Frosty tumbleweeds in a Texas corral

Frost in Broke Tree Corral (October 29, 2011).

For the first time since last April, frost rests upon the Broke Tree Corral!  The temperature at the ranch house read 35 deg. F., but when I walked down to the corral, I saw frost.  Then I photographed frost on the horse apples and soil (I could have photographed frost on the trailer, but this was a neat pic with green tumbleweed).

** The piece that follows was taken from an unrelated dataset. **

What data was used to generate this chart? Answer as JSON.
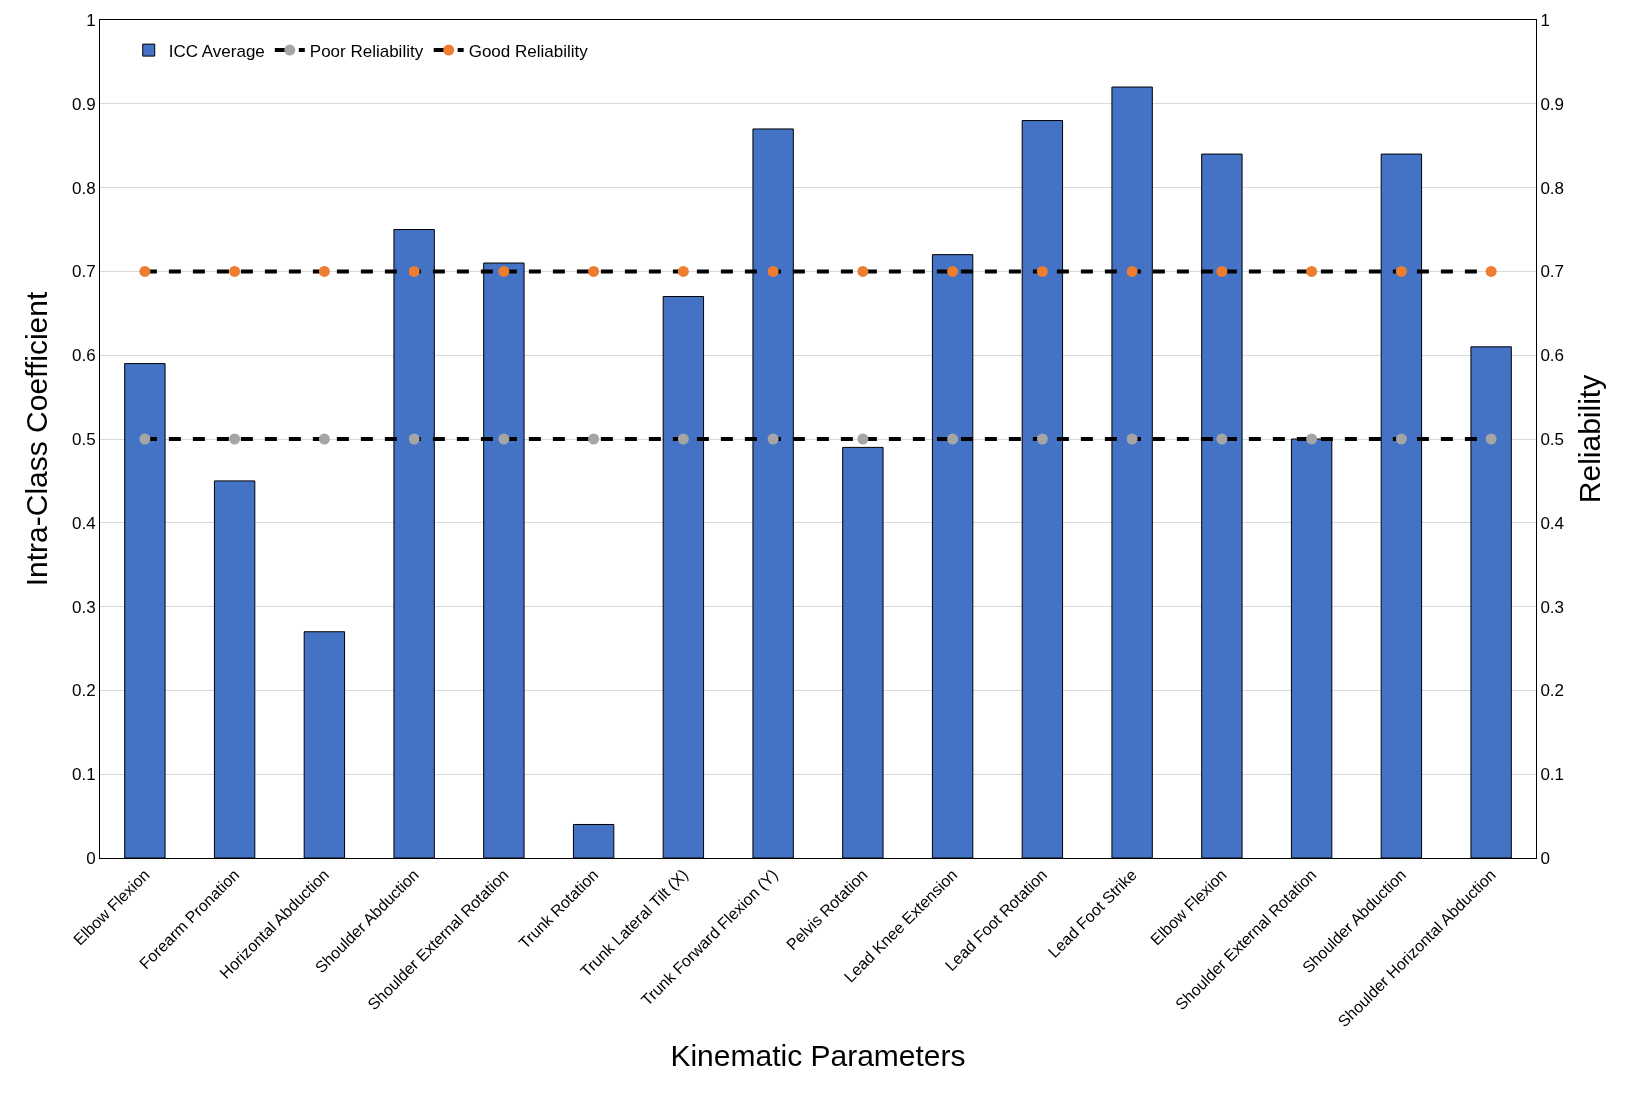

This weather event is worthy of a separate post — should have made it on Saturday — because, well, it’s cold for a change, and we have been sweltering, perspiring, cussing, finding shade, digging caves and seeking the earth’s innards for cool places like Sonora Caverns or Carlsbad Caverns.  Many of us in the Southwest have even constructed wine cellars for cool comfort even though many Texas vaqueros  prefer Shiner or Casa Blanca beer and won’t use the cellars for anything but a cool getaway.  River bottoms at night also offer pleasant temperatures.  Bear Creek and Palo Pinto Creek near my ranchito are cool at night.

I like the tumbleweed and frost.  Yesterday I had to shred tumbleweeds in the Broke Tree because when they dry up the tumbleweeds will detach from the soil, roll around and scare the horses at night — yes, tumbling tumbleweeds.  I am not going to ever use tumbleweeds for Christmas trees.  Too fragile, smell funny.  The way this economy is going, however, I may cut the tumbleweeds and go to the Metroplex and purvey to florists!  I am getting a mite desperate.

Tumbleweed courtesy of



Filed under Plants and Shrubs

10 responses to “Frosty tumbleweeds in a Texas corral

  1. Hej Jack!
    Maybe they could be used as insulation in houses, if they are packed??

  2. Ha! Sort of a SW baby’s breath, which are picked in similar shapes and sizes. I once had tumbleweeds close in after me on a minimally used road in SE Utah. They are capable of scratching up a car pretty good, as I discovered, after having to drive through them on the way out. As quick as I could throw them to one side of the road, another took its place. Frost on the tumbleweed is frosty, indeed.

  3. I swear, the weather is upside-down! We have had some cold nights lately, but not nearly that much frost yet!

  4. I’ve seen folks spray the tumbleweeds white or silver and make “dry” snowmen out of them. Just another thought for your sales pitch. I used to love watching them scurrying across the sand as the wind pushed them along, when I was a kid.

  5. In New Mexico I have seen the tumbleweed used for Christmas in many ways, snowmen, Christmas Trees, and even Christmas Lights on them. With the economy it does not sound like a bad idea.

  6. Tumble weeds conjures up a picture in my mind of old western ghost towns, abandoned mining camps, and lonely cowboys on the prairie. The weather/climate certainly is challenging these days, Hardly predictable, and even down right cantankerous. By the way, what does a florist do with tumbleweeds? Educate me!

    • Bill, I think I want to compose a post on tumbleweed decoration in answer to your question! Quick answer is that you spray paint them and put little Christmas ornaments on them for the season. Thanks, Bill, you have inspired me again!

  7. Once upon a time, I snagged a tumbleweed for myself somewhere in New Mexico (I think) and brought it back to Houston with me. I divided it, and filled a couple of pots with its branches. I must have had it for five years.

    One of my best travel experiences ever: the look on the face of the fellow next to me at the gas station as he said, “Lady, is that a tumbleweed in your back seat?”

    I think you might have more than frost this morning – I see magenta on the radar up around Abilene. My weather guru’s muttering over his charts and predicting a half-inch of rain for Houston next week, and more north and west. That would be you – I’ll keep my fingers crossed!

    • Oh, yes, Linda, frost on the pumpkin this morning. It is 27 deg. F. and cold enough to layer the clothes. I like that, “Lady, is that a tumbleweed…?” Could be a title of a novel, memoir?